Tak akan pernah ada pemimpin yang menangis bersama tangisan rakyat dan menjadi tulang punggung rakyatnya seperti Umar bin Khattab, bila kita masih berharap pada demokrasi. Sungguh, itu hanya ilusi yang harus segera dihentikan.
Sadarilah wahai umat Muhammad, harapan itu hanya akan terwujud bila kita kembali kepada ketaatan yang sempurna kepada-Nya, bila kita mau bertaubat dan melaksanakan semua perintah-Nya. Karena Umar bin Khattab adalah seorang khalifah yang hanya ada dalam khilafah Islam, khilafah yang mencontoh teladan Nabi dan mengikuti para khulafaur-rasyidin, maka hanya dengan mewujudkannya kembali pemimpin dambaan itu akan hadir di tengah kita. Bukan dengan bermimpi namun tetap setia pada demokrasi, tapi dengan aksi nyata berusaha mewujudkan semua syariat-Nya, bertaubat nasuha baik diri masing-masing hingga negara.

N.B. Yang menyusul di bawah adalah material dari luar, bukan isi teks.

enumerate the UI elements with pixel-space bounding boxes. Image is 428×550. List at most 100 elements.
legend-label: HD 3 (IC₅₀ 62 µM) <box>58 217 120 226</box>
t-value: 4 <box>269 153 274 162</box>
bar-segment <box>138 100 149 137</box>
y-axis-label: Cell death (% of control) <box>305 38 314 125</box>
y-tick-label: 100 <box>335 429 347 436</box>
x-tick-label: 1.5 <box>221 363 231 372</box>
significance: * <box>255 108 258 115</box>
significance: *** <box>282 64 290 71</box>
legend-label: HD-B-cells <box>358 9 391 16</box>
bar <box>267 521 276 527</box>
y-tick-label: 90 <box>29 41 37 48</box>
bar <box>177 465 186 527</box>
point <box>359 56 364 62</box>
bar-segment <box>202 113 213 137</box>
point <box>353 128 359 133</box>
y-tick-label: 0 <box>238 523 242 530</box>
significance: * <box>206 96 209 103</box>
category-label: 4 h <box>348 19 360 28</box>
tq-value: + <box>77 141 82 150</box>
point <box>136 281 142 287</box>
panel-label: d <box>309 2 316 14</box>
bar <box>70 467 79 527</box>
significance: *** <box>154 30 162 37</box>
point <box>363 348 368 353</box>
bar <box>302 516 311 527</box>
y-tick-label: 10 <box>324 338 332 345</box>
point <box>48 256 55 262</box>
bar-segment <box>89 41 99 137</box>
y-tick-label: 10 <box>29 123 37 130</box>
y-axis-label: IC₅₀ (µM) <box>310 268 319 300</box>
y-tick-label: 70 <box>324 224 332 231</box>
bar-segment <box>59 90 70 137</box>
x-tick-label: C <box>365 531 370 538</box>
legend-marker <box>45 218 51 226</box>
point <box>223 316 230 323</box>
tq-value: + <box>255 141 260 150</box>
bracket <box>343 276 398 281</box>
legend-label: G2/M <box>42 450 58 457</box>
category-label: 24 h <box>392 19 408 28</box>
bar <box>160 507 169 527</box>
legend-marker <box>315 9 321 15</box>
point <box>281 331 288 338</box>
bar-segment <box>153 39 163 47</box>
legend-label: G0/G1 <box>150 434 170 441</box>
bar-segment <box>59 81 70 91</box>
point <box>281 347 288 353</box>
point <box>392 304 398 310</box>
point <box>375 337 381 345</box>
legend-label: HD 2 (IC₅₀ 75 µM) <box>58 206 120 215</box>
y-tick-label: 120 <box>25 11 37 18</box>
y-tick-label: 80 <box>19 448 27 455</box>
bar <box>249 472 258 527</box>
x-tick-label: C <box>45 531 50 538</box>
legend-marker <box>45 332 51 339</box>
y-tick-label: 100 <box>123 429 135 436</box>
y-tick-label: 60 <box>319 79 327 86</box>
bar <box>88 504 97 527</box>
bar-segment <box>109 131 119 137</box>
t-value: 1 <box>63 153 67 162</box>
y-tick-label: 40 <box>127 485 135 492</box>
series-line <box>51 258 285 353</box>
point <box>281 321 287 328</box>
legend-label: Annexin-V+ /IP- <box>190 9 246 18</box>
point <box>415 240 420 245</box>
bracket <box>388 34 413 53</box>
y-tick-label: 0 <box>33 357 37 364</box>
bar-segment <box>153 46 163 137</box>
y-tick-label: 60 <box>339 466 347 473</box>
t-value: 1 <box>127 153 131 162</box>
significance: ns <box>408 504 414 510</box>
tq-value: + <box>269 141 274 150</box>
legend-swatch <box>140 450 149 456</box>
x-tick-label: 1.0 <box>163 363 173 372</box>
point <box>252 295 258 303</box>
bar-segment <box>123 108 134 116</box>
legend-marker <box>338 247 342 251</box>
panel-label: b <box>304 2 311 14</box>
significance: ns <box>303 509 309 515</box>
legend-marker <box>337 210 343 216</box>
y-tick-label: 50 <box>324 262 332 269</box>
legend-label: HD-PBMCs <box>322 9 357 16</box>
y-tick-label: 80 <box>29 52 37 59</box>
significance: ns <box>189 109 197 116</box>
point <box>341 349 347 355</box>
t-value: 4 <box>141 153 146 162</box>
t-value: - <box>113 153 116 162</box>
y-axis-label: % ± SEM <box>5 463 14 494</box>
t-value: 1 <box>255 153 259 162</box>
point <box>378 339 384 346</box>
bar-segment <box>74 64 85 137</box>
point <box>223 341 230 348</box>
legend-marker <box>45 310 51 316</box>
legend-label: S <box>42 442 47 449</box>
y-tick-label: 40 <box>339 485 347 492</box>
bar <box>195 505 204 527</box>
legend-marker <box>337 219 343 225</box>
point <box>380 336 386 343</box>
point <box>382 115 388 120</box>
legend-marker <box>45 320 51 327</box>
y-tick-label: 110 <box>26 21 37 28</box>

Bila pemimpin kita adalah seorang khalifah yang takut sangat pada hisab Rabbnya dan aturan Allah menjadi pedoman kehidupan individu dan negara kita, sungguh saat ini sang khalifah pasti sedang menangis tersedu di atas sajadah, meminta ampun kepada Allah untuk rakyatnya dan dirinya. Bersedih atas semua luka dan nyawa yang ditanggungnya. Lalu bergegas menanggung semua derita Lombok dan menghibur rakyatnya yang saat ini masih trauma. Dia mungkin tak akan bisa tidur, tak sanggup tersenyum. Hingga derita mereka berakhir dan beban dosa di pundaknya telah terangkat.
Tak rindukah kita pada pemimpin yang seperti ini? Maka mengapa masih ragu untuk bertaubat secara utuh menyeluruh kepada-Nya dengan mengembalikan bumi pertiwi ini dalam pengaturan-Nya?
Indah Shofiatin
Penulis Lepas, Alumni Fakultas Kesehatan Masyarakat Unair, Surabaya.